I am struggling to come up with a proof to the following question(from cut-the-knot.org):
Prove that if n is odd,then for any permutation $p$ of the set $\{1,2,3...,n\}$ the product $$P(p) = (1-p(1))(2-p(2)) \cdots (n-p(n))$$ is necessarily even.
My best guess: Things that could potentially not result in an odd number
On
Since $$\sum_{k=1}^n(k-p(k))=0$$ is an even number and since $n$ is odd, there exists at least one of $1\le k\le n$, such that $k-p(k)$ is even, because otherwise, the sum must be an odd number. Therefore, the product $P(p)$ must be even.
On
If $n$ is odd $n=2k+1$ for some $k$. Then $\{1,2, ... n\}$ contains $k+1$ odd numbers and $k$ even numbers. Therefore, there are only $k$ even numbers for the odd numbers to get mapped to so one of the odd numbers, say $i$, must be mapped to an odd number $p(i)$. But an odd number minus an odd number is even so $(i-p(i))$ is even and therefore, the product is even.
Call $i - p(i)$ an "even part" if $i$ is even and an "odd part" if $i$ is odd.

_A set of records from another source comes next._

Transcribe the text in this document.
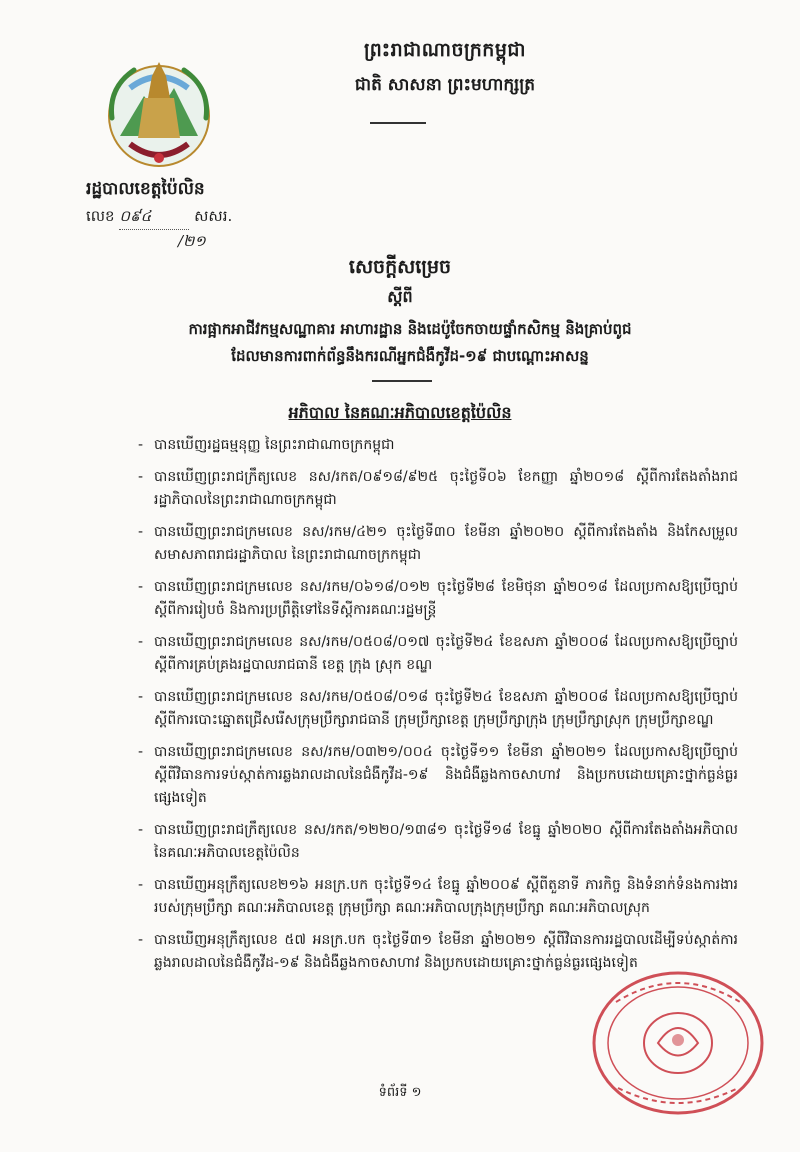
ព្រះរាជាណាចក្រកម្ពុជា
ជាតិ សាសនា ព្រះមហាក្សត្រ
រដ្ឋបាលខេត្តប៉ៃលិន
លេខ ០៩៤	សសរ.
/២១
សេចក្តីសម្រេច
ស្តីពី
ការផ្អាកអាជីវកម្មសណ្ឋាគារ អាហារដ្ឋាន និងដេប៉ូចែកចាយផ្ទាំកសិកម្ម និងគ្រាប់ពូជ
ដែលមានការពាក់ព័ន្ធនឹងករណីអ្នកជំងឺកូវីដ-១៩ ជាបណ្តោះអាសន្ន
អភិបាល នៃគណៈអភិបាលខេត្តប៉ៃលិន
- បានឃើញរដ្ឋធម្មនុញ្ញ នៃព្រះរាជាណាចក្រកម្ពុជា
- បានឃើញព្រះរាជក្រឹត្យលេខ នស/រកត/០៩១៨/៩២៥ ចុះថ្ងៃទី០៦ ខែកញ្ញា ឆ្នាំ២០១៨ ស្តីពីការតែងតាំងរាជរដ្ឋាភិបាលនៃព្រះរាជាណាចក្រកម្ពុជា
- បានឃើញព្រះរាជក្រមលេខ នស/រកម/៤២១ ចុះថ្ងៃទី៣០ ខែមីនា ឆ្នាំ២០២០ ស្តីពីការតែងតាំង និងកែសម្រួលសមាសភាពរាជរដ្ឋាភិបាល នៃព្រះរាជាណាចក្រកម្ពុជា
- បានឃើញព្រះរាជក្រមលេខ នស/រកម/០៦១៨/០១២ ចុះថ្ងៃទី២៨ ខែមិថុនា ឆ្នាំ២០១៨ ដែលប្រកាសឱ្យប្រើច្បាប់ស្តីពីការរៀបចំ និងការប្រព្រឹត្តិទៅនៃទីស្តីការគណៈរដ្ឋមន្ត្រី
- បានឃើញព្រះរាជក្រមលេខ នស/រកម/០៥០៨/០១៧ ចុះថ្ងៃទី២៤ ខែឧសភា ឆ្នាំ២០០៨ ដែលប្រកាសឱ្យប្រើច្បាប់ស្តីពីការគ្រប់គ្រងរដ្ឋបាលរាជធានី ខេត្ត ក្រុង ស្រុក ខណ្ឌ
- បានឃើញព្រះរាជក្រមលេខ នស/រកម/០៥០៨/០១៨ ចុះថ្ងៃទី២៤ ខែឧសភា ឆ្នាំ២០០៨ ដែលប្រកាសឱ្យប្រើច្បាប់ស្តីពីការបោះឆ្នោតជ្រើសរើសក្រុមប្រឹក្សារាជធានី ក្រុមប្រឹក្សាខេត្ត ក្រុមប្រឹក្សាក្រុង ក្រុមប្រឹក្សាស្រុក ក្រុមប្រឹក្សាខណ្ឌ
- បានឃើញព្រះរាជក្រមលេខ នស/រកម/០៣២១/០០៤ ចុះថ្ងៃទី១១ ខែមីនា ឆ្នាំ២០២១ ដែលប្រកាសឱ្យប្រើច្បាប់ស្តីពីវិធានការទប់ស្កាត់ការឆ្លងរាលដាលនៃជំងឺកូវីដ-១៩ និងជំងឺឆ្លងកាចសាហាវ និងប្រកបដោយគ្រោះថ្នាក់ធ្ងន់ធ្ងរផ្សេងទៀត
- បានឃើញព្រះរាជក្រឹត្យលេខ នស/រកត/១២២០/១៣៨១ ចុះថ្ងៃទី១៨ ខែធ្នូ ឆ្នាំ២០២០ ស្តីពីការតែងតាំងអភិបាលនៃគណៈអភិបាលខេត្តប៉ៃលិន
- បានឃើញអនុក្រឹត្យលេខ២១៦ អនក្រ.បក ចុះថ្ងៃទី១៤ ខែធ្នូ ឆ្នាំ២០០៩ ស្តីពីតួនាទី ភារកិច្ច និងទំនាក់ទំនងការងាររបស់ក្រុមប្រឹក្សា គណៈអភិបាលខេត្ត ក្រុមប្រឹក្សា គណៈអភិបាលក្រុងក្រុមប្រឹក្សា គណៈអភិបាលស្រុក
- បានឃើញអនុក្រឹត្យលេខ ៥៧ អនក្រ.បក ចុះថ្ងៃទី៣១ ខែមីនា ឆ្នាំ២០២១ ស្តីពីវិធានការរដ្ឋបាលដើម្បីទប់ស្កាត់ការឆ្លងរាលដាលនៃជំងឺកូវីដ-១៩ និងជំងឺឆ្លងកាចសាហាវ និងប្រកបដោយគ្រោះថ្នាក់ធ្ងន់ធ្ងរផ្សេងទៀត
ទំព័រទី ១
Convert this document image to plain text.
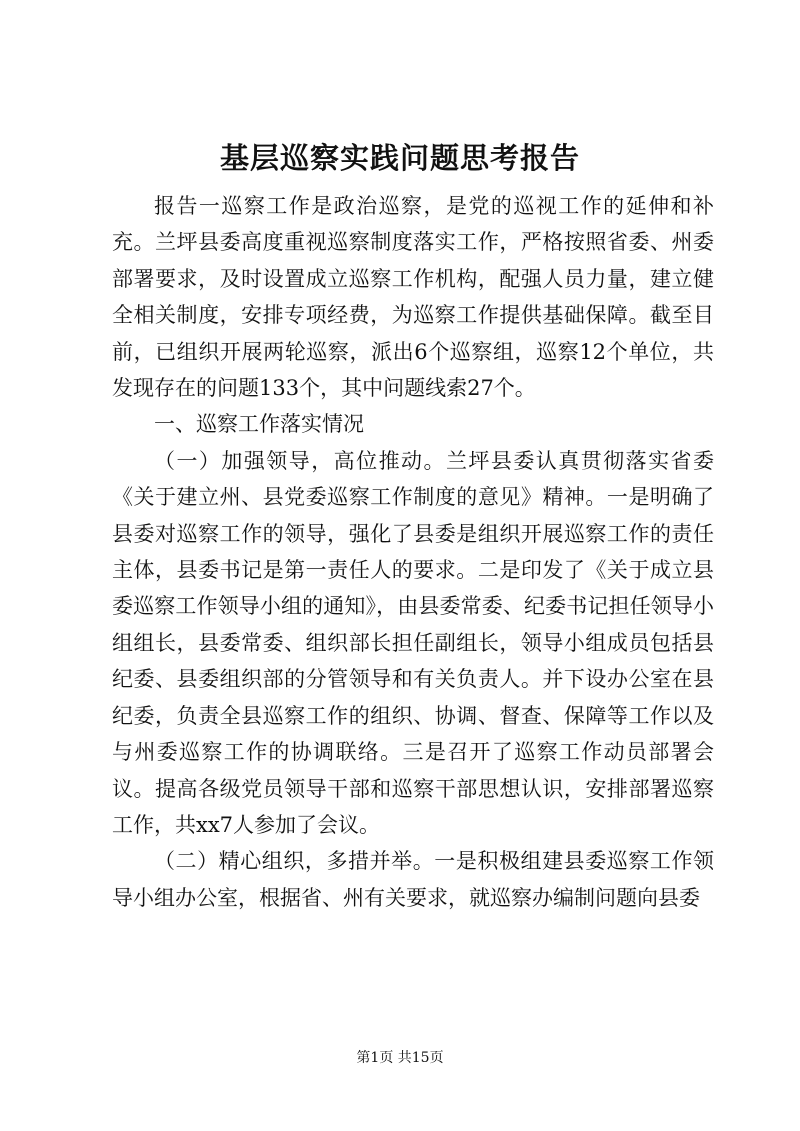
基层巡察实践问题思考报告

报告一巡察工作是政治巡察，是党的巡视工作的延伸和补充。兰坪县委高度重视巡察制度落实工作，严格按照省委、州委部署要求，及时设置成立巡察工作机构，配强人员力量，建立健全相关制度，安排专项经费，为巡察工作提供基础保障。截至目前，已组织开展两轮巡察，派出6个巡察组，巡察12个单位，共发现存在的问题133个，其中问题线索27个。

一、巡察工作落实情况

（一）加强领导，高位推动。兰坪县委认真贯彻落实省委《关于建立州、县党委巡察工作制度的意见》精神。一是明确了县委对巡察工作的领导，强化了县委是组织开展巡察工作的责任主体，县委书记是第一责任人的要求。二是印发了《关于成立县委巡察工作领导小组的通知》，由县委常委、纪委书记担任领导小组组长，县委常委、组织部长担任副组长，领导小组成员包括县纪委、县委组织部的分管领导和有关负责人。并下设办公室在县纪委，负责全县巡察工作的组织、协调、督查、保障等工作以及与州委巡察工作的协调联络。三是召开了巡察工作动员部署会议。提高各级党员领导干部和巡察干部思想认识，安排部署巡察工作，共xx7人参加了会议。

（二）精心组织，多措并举。一是积极组建县委巡察工作领导小组办公室，根据省、州有关要求，就巡察办编制问题向县委

第1页 共15页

If both $i$ and $p(i)$ are odd for some $i$, then $i - p(i)$ is even, which causes $P(p)$ to be even. Since $n$ is odd, there are fewer even parts in the product (pigeonholes) than odd numbers in the set $\{1, \dots, n\}$ (pigeons). It follows that $p(i)$ is odd for at least one odd part, from which the claim follows.